The Christmas Box wasn't written to end up #1 on the New York Time's Bestsellers list, but that is exactly where it found itself in 1995. Richard Paul Evans wrote this simple yet poignant Christmas story for his daughters and self published it for a few family friends back in 1993. Little did he imagine that his story would spread to millions of people around the world.

The Plot:

Richard Evans is a young father and entrepreneur living in Utah. He has become a partner in a new business venture and is working feverishly to get his family ahead. When the opportunity comes for Richard, his wife Keri and their three year old daughter Jenna to become a live in family with an elderly lady in her Victorian mansion, they jump at the chance. The Evanses and MaryAnne Parkin become fast friends and soon they all feel like one family.

But Richard has begun to work more and more, and with the holiday rush on he is unable to spend as much time with Keri and Jenna as they would like. Then Richard begins having dreams, dreams that lead to the discovery of a mysterious Christmas box filled with aged letters to an unknown "Beloved". And Mary has begun acting strange as well. She has periods of sullenness and is earnestly entreating Richard to answer the question "What was the first gift of Christmas?" Richard must now find for himself the answer to that question, an answer that will change his life and also that of his family's.
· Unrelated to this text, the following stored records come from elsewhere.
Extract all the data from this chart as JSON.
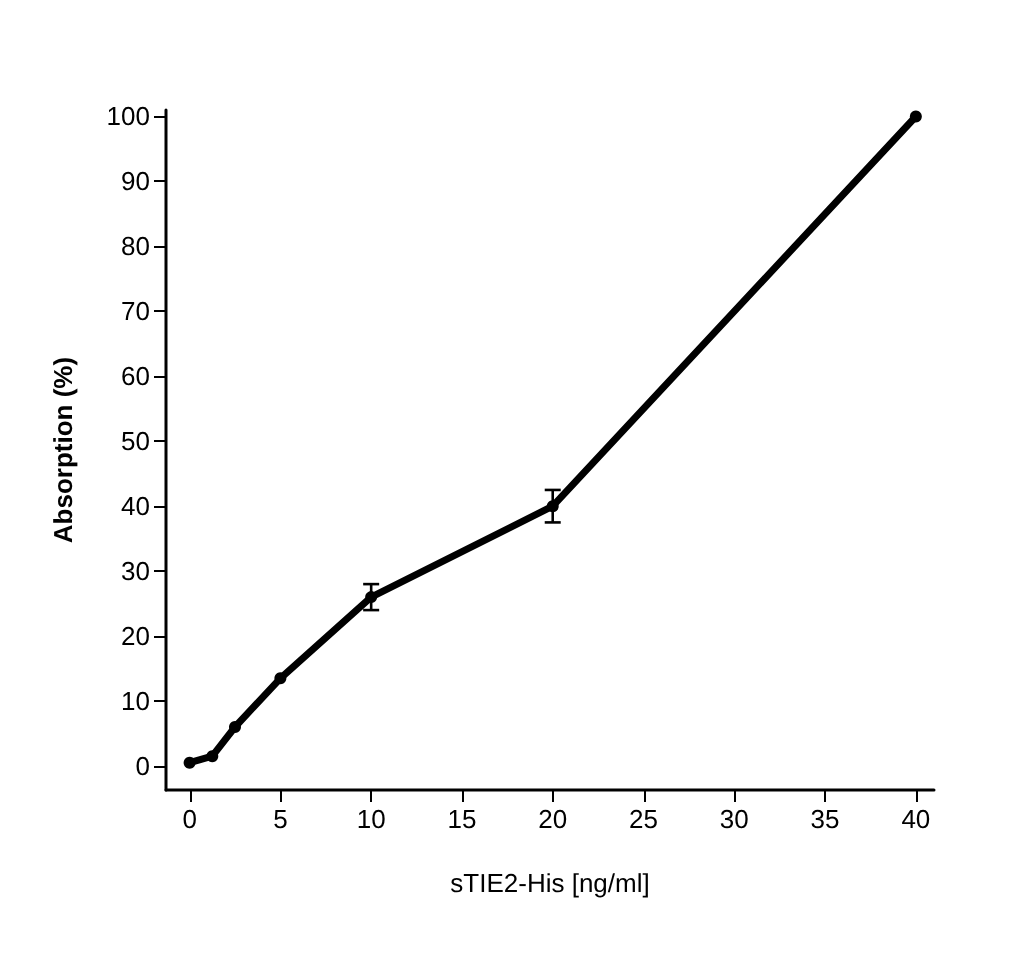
{
  "chart_data": {
    "type": "line",
    "xlabel": "sTIE2-His [ng/ml]",
    "ylabel": "Absorption (%)",
    "x": [
      0,
      1.25,
      2.5,
      5,
      10,
      20,
      40
    ],
    "series": [
      {
        "color": "#000000",
        "values": [
          0.5,
          1.5,
          6,
          13.5,
          26,
          40,
          100
        ],
        "errors": [
          null,
          null,
          null,
          null,
          2,
          2.5,
          null
        ]
      }
    ],
    "xlim": [
      -1.3,
      41
    ],
    "ylim": [
      -3.7,
      101
    ],
    "xticks": [
      0,
      5,
      10,
      15,
      20,
      25,
      30,
      35,
      40
    ],
    "yticks": [
      0,
      10,
      20,
      30,
      40,
      50,
      60,
      70,
      80,
      90,
      100
    ],
    "grid": false,
    "marker": "circle",
    "line_style": "solid"
  }
}
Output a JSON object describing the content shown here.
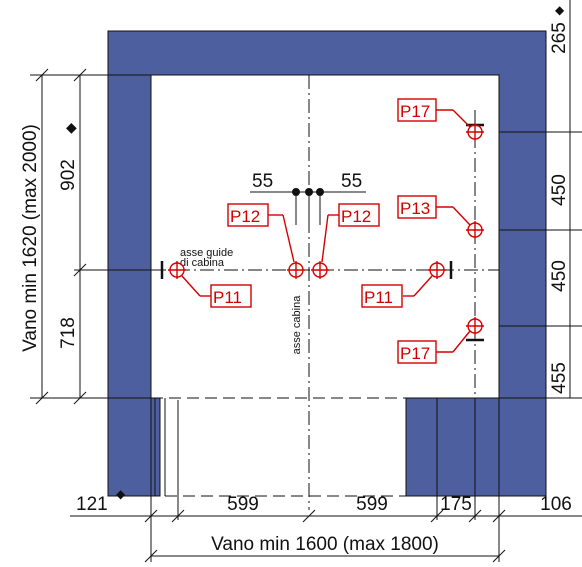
{
  "dimensions": {
    "top_right": "265",
    "right_1": "450",
    "right_2": "450",
    "right_3": "455",
    "left_upper": "902",
    "left_lower": "718",
    "vertical_total": "Vano min 1620 (max 2000)",
    "bottom_121": "121",
    "bottom_599_a": "599",
    "bottom_599_b": "599",
    "bottom_175": "175",
    "bottom_106": "106",
    "horizontal_total": "Vano min 1600 (max 1800)",
    "gap_left": "55",
    "gap_right": "55"
  },
  "labels": {
    "guide_axis_line1": "asse guide",
    "guide_axis_line2": "di cabina",
    "car_axis": "asse cabina"
  },
  "points": {
    "p17_top": "P17",
    "p13": "P13",
    "p12_left": "P12",
    "p12_right": "P12",
    "p11_left": "P11",
    "p11_right": "P11",
    "p17_bottom": "P17"
  },
  "colors": {
    "wall": "#4e5fa0",
    "marker": "#d40000",
    "line": "#111111"
  }
}
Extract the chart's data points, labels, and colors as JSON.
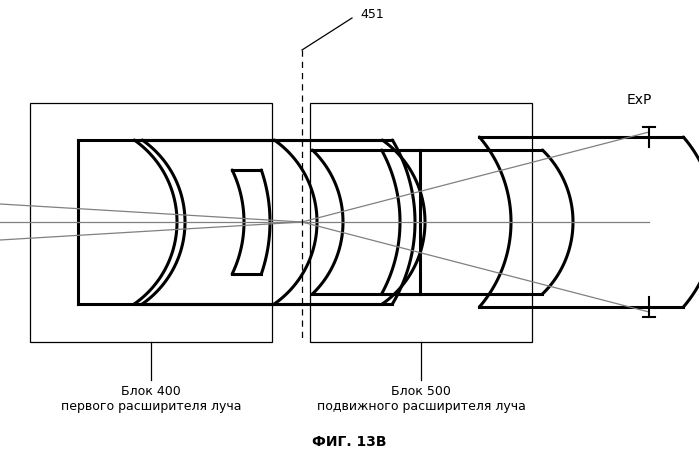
{
  "bg_color": "#ffffff",
  "line_color": "#000000",
  "ray_color": "#808080",
  "label_451": "451",
  "label_exP": "ExP",
  "label_block400_line1": "Блок 400",
  "label_block400_line2": "первого расширителя луча",
  "label_block500_line1": "Блок 500",
  "label_block500_line2": "подвижного расширителя луча",
  "fig_label": "ФИГ. 13В",
  "lw_thick": 2.2,
  "lw_thin": 0.9,
  "lw_ray": 0.9,
  "lw_dash": 0.9
}
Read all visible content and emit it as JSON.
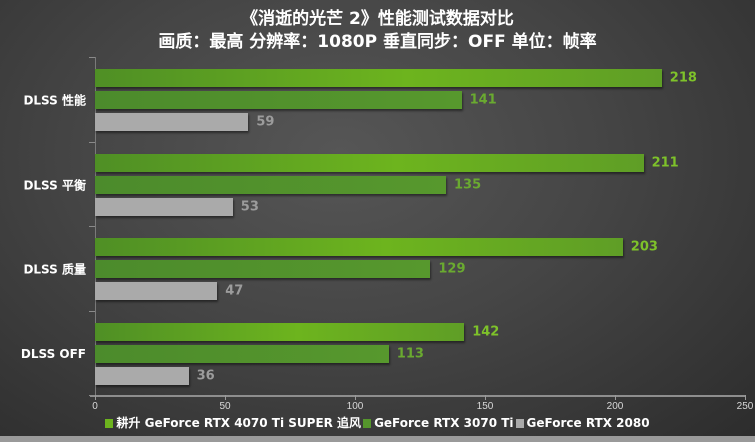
{
  "title": {
    "line1": "《消逝的光芒 2》性能测试数据对比",
    "line2": "画质：最高 分辨率：1080P 垂直同步：OFF 单位：帧率"
  },
  "chart_data": {
    "type": "bar",
    "orientation": "horizontal",
    "title": "《消逝的光芒 2》性能测试数据对比",
    "subtitle": "画质：最高 分辨率：1080P 垂直同步：OFF 单位：帧率",
    "categories": [
      "DLSS 性能",
      "DLSS 平衡",
      "DLSS 质量",
      "DLSS OFF"
    ],
    "series": [
      {
        "name": "耕升 GeForce RTX 4070 Ti SUPER 追风",
        "color": "#6db41e",
        "values": [
          218,
          211,
          203,
          142
        ]
      },
      {
        "name": "GeForce RTX 3070 Ti",
        "color": "#55962c",
        "values": [
          141,
          135,
          129,
          113
        ]
      },
      {
        "name": "GeForce RTX 2080",
        "color": "#aaaaaa",
        "values": [
          59,
          53,
          47,
          36
        ]
      }
    ],
    "xlabel": "",
    "ylabel": "",
    "xlim": [
      0,
      250
    ],
    "xticks": [
      0,
      50,
      100,
      150,
      200,
      250
    ],
    "grid": false,
    "legend_position": "bottom"
  },
  "legend": [
    {
      "label": "耕升 GeForce RTX 4070 Ti SUPER 追风",
      "color": "#6db41e"
    },
    {
      "label": "GeForce RTX 3070 Ti",
      "color": "#55962c"
    },
    {
      "label": "GeForce RTX 2080",
      "color": "#aaaaaa"
    }
  ]
}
My Review (Caution-Spoilers):

At first, The Christmas Box can seem like just another one of those overly sweet and stifling stories that seem to fill this season. But there is a deeper meaning hidden in this simple yet profound story and it centers around the answer to the question that Mary poses to Richard. "What was the first gift of Christmas?"

At first Richard gives a flippant answer, but then he sees that Mary considers this question the most important one that he will ever answer. It isn't until Richard learns of the pain that Mary has suffered for many years that he receives his answer and is able to see the error he is making. Through Mary and the poignant letters that fill the Christmas box, Richard comes to realize that the first gift of Christmas was a child. "For God so loved the world that he gave his one and only Son, that whoever believes in him shall not perish but have eternal life." John 3:16.

The years of childhood are precious, not only to the child, but also to parents. It is an innocent time that can never be recaptured and is often too easily missed. Richard had focused on making alot of money for his family to enjoy later in life. What he had failed to realize, however, was that one of the most precious times that he had been given was slipping away right under his nose. Mary had seen it happen in her own life, and she loved the Evanses too much to see it happen in theirs. "She knew that in my quest for success in this world I had been trading diamonds for stones. She knew, and she loved me enough to help me see."

Ultimately, The Christmas Box takes us beyond what this world calls happiness and success, and instead shows us the things and the people that really matter can often be found just down the hall or across the dinner table. This is a story that reminds all of us to slow down and enjoy the time that we have with our families and loved ones and to remember that the greatest gift ever given came in the form of a baby boy, given up by his Father that we might be reconciled and saved from ourselves.

The Movie:
In 1995, The Christmas Box was released as a television movie and eventually on to video. It stars Richard Thomas, Annette O'Toole and the wonderful Maureen O'Hara. The first time I ever saw it, I was about 10 and was having a Christmas slumber party with a few of my friends. The movie gripped us from the very beginning and we stayed up until 1 am just to find out how it ended. It is a great family film and has become one of my favorite Christmas movies of all time.